GERMANY today appointed Daniel Thelesklaf to head up its FIU and draw a line under recent controversies.
Thelesklaf has previously led two national FIUs, is a former MONEYVAL chair, led the Risks & Trends Monitoring Group at FATF and until now was project leader of “Finance Against Slavery and Trafficking Initiative.”
The announcement was made this morning by the federal finance minister Christian Lindner and Thelesklaf will take up the position on July 1.
Before his assignment at the UN, Daniel was already head of the FIU in Switzerland and Liechtenstein, where he initiated important reforms. He has also worked in the legal departments of well-known banks. He is a Swiss citizen.
Making the announcement, finance minister Lindner said Thelesklaf had decades of experience in the fight against financial crime.
“The fight against financial crime is central to me. We consistently remedy deficiencies, strengthen investigators and drive digitization forward. Honest citizens should be protected from those who do not abide by the rules. Here we rely on the best forces,” he said.

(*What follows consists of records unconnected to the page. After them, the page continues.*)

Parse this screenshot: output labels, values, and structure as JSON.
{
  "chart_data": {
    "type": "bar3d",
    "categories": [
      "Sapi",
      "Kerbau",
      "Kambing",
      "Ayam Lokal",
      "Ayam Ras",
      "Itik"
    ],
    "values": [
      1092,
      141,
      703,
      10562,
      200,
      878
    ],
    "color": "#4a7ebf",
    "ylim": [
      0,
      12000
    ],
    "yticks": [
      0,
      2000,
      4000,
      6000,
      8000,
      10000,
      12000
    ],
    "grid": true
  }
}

“I am very pleased that with Daniel Thelesklaf we have been able to gain a proven expert in combating money laundering. Together with him, we will continue to push ahead with the reforms of the FIU that have already begun and fight money laundering in Germany with all determination,” the minister added.
Former FATF President and Deputy DG at the finance ministry, Dr Marcus Pleyer said of the new FIU chief: “He comes along with utmost expertise, great passion and a wonderful personality. I cannot tell how much I am looking forward to our close cooperation in fighting financial crime in Germany, Europe and beyond.”

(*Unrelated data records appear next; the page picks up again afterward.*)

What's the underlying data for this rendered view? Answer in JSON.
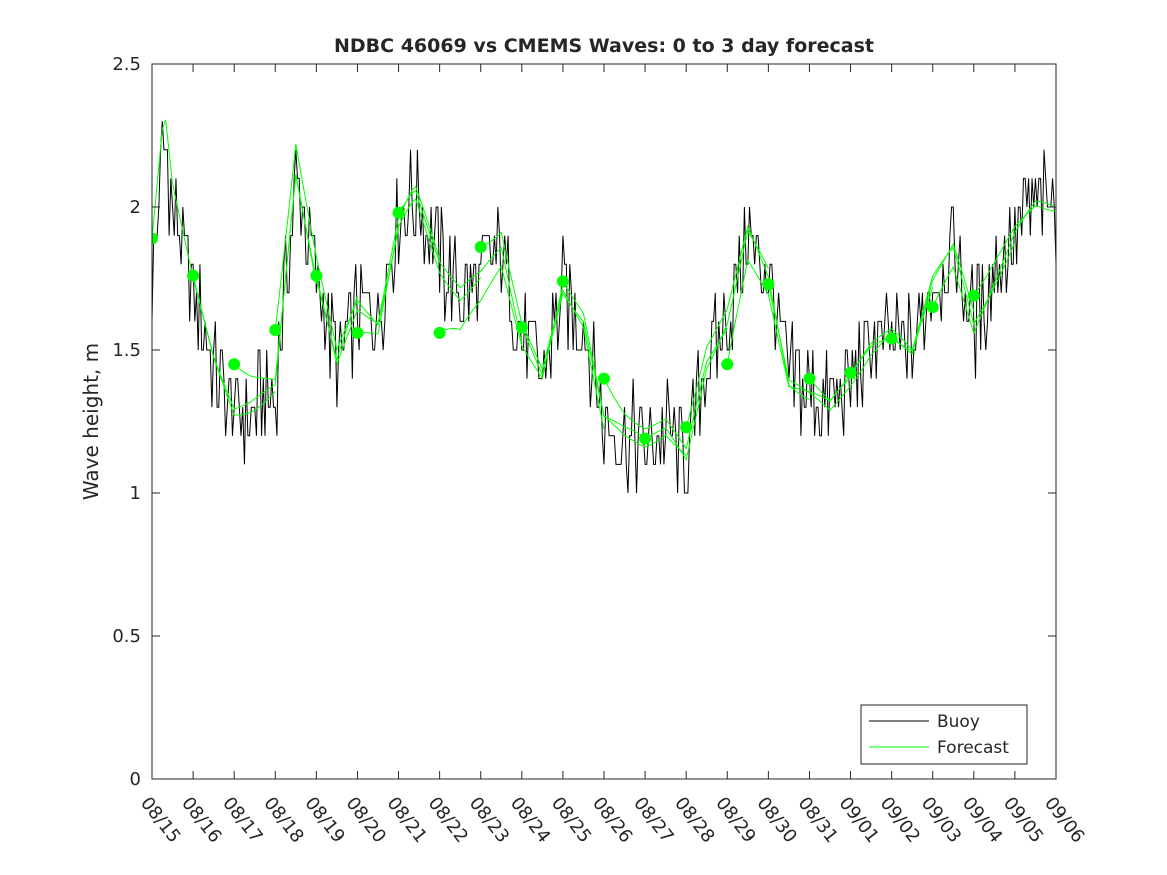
{
  "chart_data": {
    "type": "line",
    "title": "NDBC 46069 vs CMEMS Waves: 0 to 3 day forecast",
    "xlabel": "",
    "ylabel": "Wave height, m",
    "xlim": [
      0,
      22
    ],
    "ylim": [
      0,
      2.5
    ],
    "yticks": [
      0,
      0.5,
      1,
      1.5,
      2,
      2.5
    ],
    "ytick_labels": [
      "0",
      "0.5",
      "1",
      "1.5",
      "2",
      "2.5"
    ],
    "x_tick_labels": [
      "08/15",
      "08/16",
      "08/17",
      "08/18",
      "08/19",
      "08/20",
      "08/21",
      "08/22",
      "08/23",
      "08/24",
      "08/25",
      "08/26",
      "08/27",
      "08/28",
      "08/29",
      "08/30",
      "08/31",
      "09/01",
      "09/02",
      "09/03",
      "09/04",
      "09/05",
      "09/06"
    ],
    "legend": {
      "position": "bottom-right",
      "entries": [
        "Buoy",
        "Forecast"
      ]
    },
    "colors": {
      "buoy": "#000000",
      "forecast": "#00ff00",
      "axes": "#262626"
    },
    "buoy_anchor_days": [
      0,
      0.3,
      0.5,
      1,
      1.5,
      2,
      2.4,
      3,
      3.5,
      4,
      4.5,
      5,
      5.5,
      6,
      6.4,
      7,
      7.5,
      8,
      8.5,
      9,
      9.5,
      10,
      10.5,
      11,
      11.5,
      12,
      12.5,
      13,
      13.5,
      14,
      14.5,
      15,
      15.5,
      16,
      16.5,
      17,
      17.5,
      18,
      18.5,
      19,
      19.5,
      20,
      20.5,
      21,
      21.5,
      22
    ],
    "buoy_anchor_heights": [
      1.75,
      2.25,
      2.0,
      1.7,
      1.45,
      1.28,
      1.3,
      1.35,
      2.1,
      1.75,
      1.45,
      1.65,
      1.6,
      1.95,
      2.05,
      1.8,
      1.7,
      1.75,
      1.85,
      1.55,
      1.4,
      1.7,
      1.6,
      1.25,
      1.2,
      1.18,
      1.22,
      1.12,
      1.45,
      1.6,
      1.9,
      1.75,
      1.4,
      1.35,
      1.3,
      1.4,
      1.5,
      1.55,
      1.5,
      1.75,
      1.85,
      1.6,
      1.75,
      1.9,
      2.0,
      2.0
    ],
    "forecast_init_days": [
      0,
      1,
      2,
      3,
      4,
      5,
      6,
      7,
      8,
      9,
      10,
      11,
      12,
      13,
      14,
      15,
      16,
      17,
      18,
      19,
      20
    ],
    "forecast_init_heights": [
      1.89,
      1.76,
      1.45,
      1.57,
      1.76,
      1.56,
      1.98,
      1.56,
      1.86,
      1.58,
      1.74,
      1.4,
      1.19,
      1.23,
      1.45,
      1.73,
      1.4,
      1.42,
      1.54,
      1.65,
      1.69
    ],
    "forecast_member_count": 21,
    "forecast_horizon_days": 3
  }
}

The FIU is officially known as the German Central Office for Financial Transactions.
It is the national central body for financial transaction investigations. The unit is responsible for collecting and analysing information relating to money laundering or terrorist financing and for disseminating this information to the competent domestic public authorities for the purpose of investigating, preventing or prosecuting such acts.
Three months ago the unit was engulfed in controversy when it was revealed FATF was not told about 100,000 unprocessed SARs.
It came just months after Berlin was delighted to receive a good progress report from FATF. However this was tainted by the revelations of the task force being kept in the dark about the hidden SARS mountain. Soon after the head of the country’s FIU Christian Schulte has resigned, citing “personal reasons.”